Wat is de behandeling voor een osteochondrale fractuur?
De behandeling van een osteochondrale fractuur hangt meestal af van de ernst van het letsel. Dit type breuk omvat een stuk kraakbeen en soms botbreuk aan het uiteinde van een bot, waardoor een fragment of fragmenten in een gewricht ontstaan, meestal de knie of enkel. Als het fragment aan het uiteinde van het bot blijft zitten en niet los in het gewricht zit, kan het eenvoudig nodig zijn om het te gieten en de patiënt op natuurlijke wijze te laten rusten en genezen. Fragmenten die afbreken en in het gewricht terechtkomen, vereisen meestal artroscopische chirurgie om te verwijderen. Mogelijk moeten er ook boor- of kraakbeentransplantaties zijn op de plaats van de breuk.
Een relatief eenvoudige osteochondrale fractuur, waarbij het kraakbeenfragment niet volledig van het bot afbreekt, wordt typisch zeer conservatief behandeld. Het gewonde gewricht wordt meestal in het gips gegoten, zodat het fragment op zijn plaats wordt gehouden en op zichzelf terug groeit met het bot. Deze methode is vooral effectief bij kinderen en adolescenten, die doorgaans toch meer vatbaar zijn voor dit soort letsel.
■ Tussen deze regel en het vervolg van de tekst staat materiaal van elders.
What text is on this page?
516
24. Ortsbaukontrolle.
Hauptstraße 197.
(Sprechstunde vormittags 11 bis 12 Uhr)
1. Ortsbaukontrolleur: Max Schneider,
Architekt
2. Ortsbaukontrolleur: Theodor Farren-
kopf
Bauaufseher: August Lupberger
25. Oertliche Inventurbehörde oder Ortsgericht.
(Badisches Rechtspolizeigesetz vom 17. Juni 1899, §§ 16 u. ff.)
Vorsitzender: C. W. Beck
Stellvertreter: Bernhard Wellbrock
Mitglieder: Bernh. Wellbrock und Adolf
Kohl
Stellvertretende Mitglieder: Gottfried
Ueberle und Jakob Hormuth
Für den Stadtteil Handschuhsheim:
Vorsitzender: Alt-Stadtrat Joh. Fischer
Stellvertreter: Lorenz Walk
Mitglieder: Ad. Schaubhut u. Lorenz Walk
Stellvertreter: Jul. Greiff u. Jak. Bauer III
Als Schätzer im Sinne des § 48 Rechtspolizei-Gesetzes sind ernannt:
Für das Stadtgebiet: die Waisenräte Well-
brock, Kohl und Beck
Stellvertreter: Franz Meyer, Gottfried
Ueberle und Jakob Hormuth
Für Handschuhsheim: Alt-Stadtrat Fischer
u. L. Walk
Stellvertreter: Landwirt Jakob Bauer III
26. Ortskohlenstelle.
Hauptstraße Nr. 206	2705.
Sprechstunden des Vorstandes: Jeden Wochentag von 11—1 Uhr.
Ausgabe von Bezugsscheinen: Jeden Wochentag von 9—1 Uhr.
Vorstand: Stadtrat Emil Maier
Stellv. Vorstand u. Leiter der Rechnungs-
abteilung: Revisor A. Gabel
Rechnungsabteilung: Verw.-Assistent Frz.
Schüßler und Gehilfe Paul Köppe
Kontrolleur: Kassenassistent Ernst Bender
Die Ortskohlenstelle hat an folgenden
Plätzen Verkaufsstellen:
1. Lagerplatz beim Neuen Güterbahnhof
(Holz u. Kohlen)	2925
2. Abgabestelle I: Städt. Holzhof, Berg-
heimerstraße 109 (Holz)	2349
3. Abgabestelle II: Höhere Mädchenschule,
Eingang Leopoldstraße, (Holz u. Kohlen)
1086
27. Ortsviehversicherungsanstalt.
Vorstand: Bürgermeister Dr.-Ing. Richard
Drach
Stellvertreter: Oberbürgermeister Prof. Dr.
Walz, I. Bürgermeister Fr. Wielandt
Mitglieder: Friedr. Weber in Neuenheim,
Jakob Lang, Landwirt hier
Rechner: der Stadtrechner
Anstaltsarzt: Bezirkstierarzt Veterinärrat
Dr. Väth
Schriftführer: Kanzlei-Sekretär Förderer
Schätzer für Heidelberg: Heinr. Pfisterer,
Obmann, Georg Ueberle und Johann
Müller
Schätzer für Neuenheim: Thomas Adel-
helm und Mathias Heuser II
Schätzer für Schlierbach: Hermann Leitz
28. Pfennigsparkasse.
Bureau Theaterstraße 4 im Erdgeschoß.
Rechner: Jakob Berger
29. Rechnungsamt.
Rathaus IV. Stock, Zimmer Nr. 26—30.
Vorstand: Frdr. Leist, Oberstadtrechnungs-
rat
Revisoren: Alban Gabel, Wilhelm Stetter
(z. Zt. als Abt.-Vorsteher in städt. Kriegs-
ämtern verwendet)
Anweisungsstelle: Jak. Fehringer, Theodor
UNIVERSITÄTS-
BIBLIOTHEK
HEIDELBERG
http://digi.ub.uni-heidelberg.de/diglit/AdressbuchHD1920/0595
Wanneer een osteochondrale fractuur ernstiger is, wordt chirurgie vaak noodzakelijk om het probleem te herstellen. Kleine stukjes bot en kraakbeen die los zitten in de knie of enkel kunnen in het gewricht blijven hangen, waardoor het vast komt te zitten en moeten daarom meestal worden verwijderd. Meestal wordt dit bereikt door artroscopische chirurgie, waarbij slechts een kleine snee in het gewricht nodig is. De chirurg gebruikt vervolgens een camera en kleine instrumenten om de fragmenten te lokaliseren en te extraheren.
Als de osteochondrale fractuur resulteert in grotere fragmenten van kraakbeen of bot, ongeveer de grootte van een dubbeltje of groter, is het mogelijk om ze opnieuw te bevestigen, wat kan helpen de stabiliteit van het gewricht na genezing te verbeteren. Om de groei van nieuw kraakbeen onder het gebroken fragment te stimuleren en het weer samen te laten groeien, kan de arts artroscopisch gaan en een beetje in het bot boren. Een andere mogelijkheid is dat hij of zij mogelijk wat kraakbeen van een ander deel van het gewricht moet nemen, bij voorkeur een niet-dragend deel, en het naar het beschadigde gebied ent. Als dit eenmaal is gebeurd en alle onherstelbare botfragmenten zijn verwijderd, moet de patiënt waarschijnlijk gedurende een bepaalde tijd een gipsverband dragen om alles goed te laten genezen.